The findings indicate that mesoscale eddies shape fish communities in the northwest Atlantic Ocean, act as hot spots to attract both prey and predatory species in the open ocean, and provide nursery habitats for young fish, Devine and her team concluded. Eddies may also contribute to regional differences in commercial fisheries and ecosystem services carried out by twilight-zone organisms, she said.
The researchers observed fish communities from only a handful of locations during a limited window of time, Devine acknowledged.
"So, we really have just a snapshot in that particular season," she said.
Individual eddies can change over time, perhaps leading to seasonal or other variations in the fish communities that use them, Devine said. More research is needed to understand how mesoscale eddies shape the twilight-zone ecosystem throughout the year.
Another important question is how climate change might impact the location, frequency and duration of eddies across the world's oceans and how changes to mesoscale eddies might in turn affect the twilight zone's residents.

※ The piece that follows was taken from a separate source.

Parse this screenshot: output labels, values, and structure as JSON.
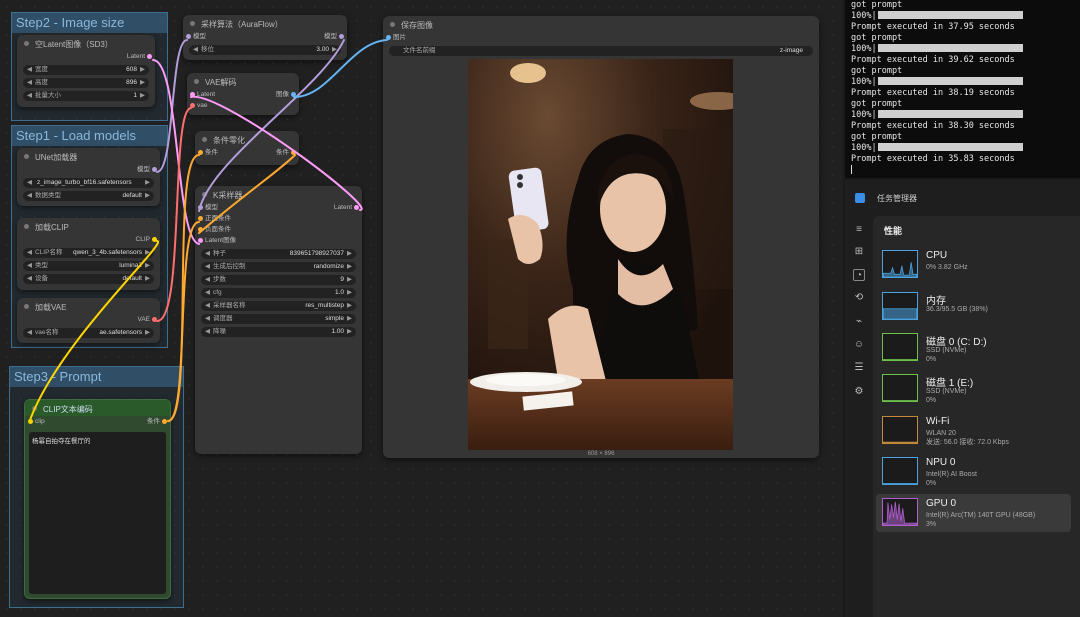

"Our study was really just a first step in exploring how these dynamic features influence mesopelagic fishes in the Northwest Atlantic," Devine said. "There is still so much we do not know about this incredibly important but understudied ecosystem."
The study, "Influence of anticyclonic, warm-core eddies on mesopelagic fish assemblages in the Northwest Atlantic Ocean," published May 3 in Deep Sea Research Part I: Oceanographic Research Papers, was authored by Brynn Devine, University of Windsor; Sheena Fennell, National University of Ireland; Daphne Themelis, Fisheries and Oceans Canada; and Jonathan A.D. Fisher, Fisheries and Marine Institute of Memorial University of Newfoundland.